La crise des Ouïghours semble relativement floue pour une grande partie de la communauté internationale, bien qu’elle soit au cœur de nombreux enjeux humanitaires.

Pour comprendre cette crise, il faut revenir à l’origine de la discordance entre cette minorité ethnique et le pouvoir chinois.

Qui sont les Ouïghours ?


Les Ouïghours sont une des 56 ethnies composant la république populaire de Chine. Turcophones de religion musulmane, ces derniers sont installés en Asie depuis plus d’un millénaire. Ils sont environ 11 millions à vivre dans la région autonome de Xinjiang sous la souveraineté de Pékin. Le sinologue Jean Philippe Béja a justement précisé que « Les Ouïghours ne sont donc pas de culture chinoise et ils n’ont été rattachés à la Chine qu’au moment de l’empire des Qing » aux alentours du XVIIIème siècle. Cette précision est intéressante pour comprendre qu’ils se sentent plus proche culturellement et ethniquement de l’Asie centrale. Cette distinction culturelle et religieuse entre les Ouïghours et le reste de la population chinoise est un élément clé pour comprendre l’origine de la répression.


Pourquoi une telle répression a été mise en place ?


Historiquement, cette répression débute sous le régime de Mao avec la mise en place d’une culture d’assimilation à la culture chinoise. Après sa mort, une tolérance religieuse et culturelle s’installe dans le pays mais elle ne sera que de courte durée.

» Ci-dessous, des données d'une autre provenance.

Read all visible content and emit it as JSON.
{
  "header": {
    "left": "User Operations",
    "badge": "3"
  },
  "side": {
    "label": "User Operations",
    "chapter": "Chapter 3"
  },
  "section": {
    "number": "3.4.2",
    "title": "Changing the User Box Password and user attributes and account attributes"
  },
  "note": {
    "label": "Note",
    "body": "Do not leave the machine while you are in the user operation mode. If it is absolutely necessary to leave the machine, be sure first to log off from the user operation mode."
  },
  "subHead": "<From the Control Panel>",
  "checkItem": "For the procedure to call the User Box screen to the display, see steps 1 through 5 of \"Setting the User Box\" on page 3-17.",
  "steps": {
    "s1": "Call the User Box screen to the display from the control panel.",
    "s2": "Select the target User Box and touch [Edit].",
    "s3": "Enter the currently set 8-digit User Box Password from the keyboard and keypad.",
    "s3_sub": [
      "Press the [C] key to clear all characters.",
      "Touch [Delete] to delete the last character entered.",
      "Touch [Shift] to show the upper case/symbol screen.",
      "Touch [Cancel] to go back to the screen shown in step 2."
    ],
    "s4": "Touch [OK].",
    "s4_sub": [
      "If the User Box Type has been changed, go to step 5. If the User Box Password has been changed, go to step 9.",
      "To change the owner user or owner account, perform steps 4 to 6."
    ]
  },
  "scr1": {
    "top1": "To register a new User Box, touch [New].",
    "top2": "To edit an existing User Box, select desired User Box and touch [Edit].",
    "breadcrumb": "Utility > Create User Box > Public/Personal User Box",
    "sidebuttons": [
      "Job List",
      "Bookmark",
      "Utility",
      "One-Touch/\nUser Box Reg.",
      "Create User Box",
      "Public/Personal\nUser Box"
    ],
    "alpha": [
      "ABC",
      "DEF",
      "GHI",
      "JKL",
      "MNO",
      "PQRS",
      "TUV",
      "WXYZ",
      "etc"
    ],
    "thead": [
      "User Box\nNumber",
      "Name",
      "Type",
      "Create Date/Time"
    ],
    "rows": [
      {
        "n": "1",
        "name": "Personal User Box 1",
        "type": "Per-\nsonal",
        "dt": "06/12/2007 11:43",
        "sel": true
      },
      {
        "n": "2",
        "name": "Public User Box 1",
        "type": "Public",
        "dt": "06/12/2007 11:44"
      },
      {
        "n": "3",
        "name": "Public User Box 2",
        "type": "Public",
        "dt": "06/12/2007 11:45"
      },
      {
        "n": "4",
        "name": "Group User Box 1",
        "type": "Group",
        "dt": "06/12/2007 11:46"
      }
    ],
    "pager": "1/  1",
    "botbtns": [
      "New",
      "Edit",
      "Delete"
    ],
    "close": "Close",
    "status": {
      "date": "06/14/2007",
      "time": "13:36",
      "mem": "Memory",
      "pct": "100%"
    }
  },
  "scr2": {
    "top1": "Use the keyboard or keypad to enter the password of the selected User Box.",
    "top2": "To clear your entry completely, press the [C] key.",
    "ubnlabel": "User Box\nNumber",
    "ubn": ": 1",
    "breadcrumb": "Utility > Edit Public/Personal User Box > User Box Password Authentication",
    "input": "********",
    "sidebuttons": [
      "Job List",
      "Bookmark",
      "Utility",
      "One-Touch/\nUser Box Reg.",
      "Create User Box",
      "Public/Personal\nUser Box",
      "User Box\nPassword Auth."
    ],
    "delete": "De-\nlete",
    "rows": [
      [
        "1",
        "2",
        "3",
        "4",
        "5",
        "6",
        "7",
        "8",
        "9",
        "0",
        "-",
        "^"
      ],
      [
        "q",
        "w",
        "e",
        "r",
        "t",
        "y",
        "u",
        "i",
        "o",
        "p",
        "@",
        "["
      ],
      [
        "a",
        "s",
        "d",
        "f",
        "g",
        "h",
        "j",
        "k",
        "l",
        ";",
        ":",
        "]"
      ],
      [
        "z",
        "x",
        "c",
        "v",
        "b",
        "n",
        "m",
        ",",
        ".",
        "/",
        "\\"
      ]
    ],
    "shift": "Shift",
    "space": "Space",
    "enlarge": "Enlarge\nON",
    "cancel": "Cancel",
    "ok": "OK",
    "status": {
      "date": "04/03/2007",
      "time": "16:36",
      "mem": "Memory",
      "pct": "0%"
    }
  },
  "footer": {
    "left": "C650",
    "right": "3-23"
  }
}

C’est l’arrivée au pouvoir d’un homme fort à Pékin : Xi Jinping, devenu secrétaire général du Parti communiste chinois en 2012 et Président de la république populaire en 2013, qui va initier le début d’une répression certaine à l’encontre des Ouïghours.

En prétextant une action de déradicalisation, le nouveau secrétaire du parti du Xinjang, Chen Quango, généralise cette politique visant à faire disparaitre toute forme de contestation pour assurer la souveraineté et l’hégémonie de l’État chinois. La culture Ouïghours étant « considérée comme la source d’une volonté séparatiste par les dirigeants chinois », selon M. Béja, cette dernière se devait d’être éradiquée.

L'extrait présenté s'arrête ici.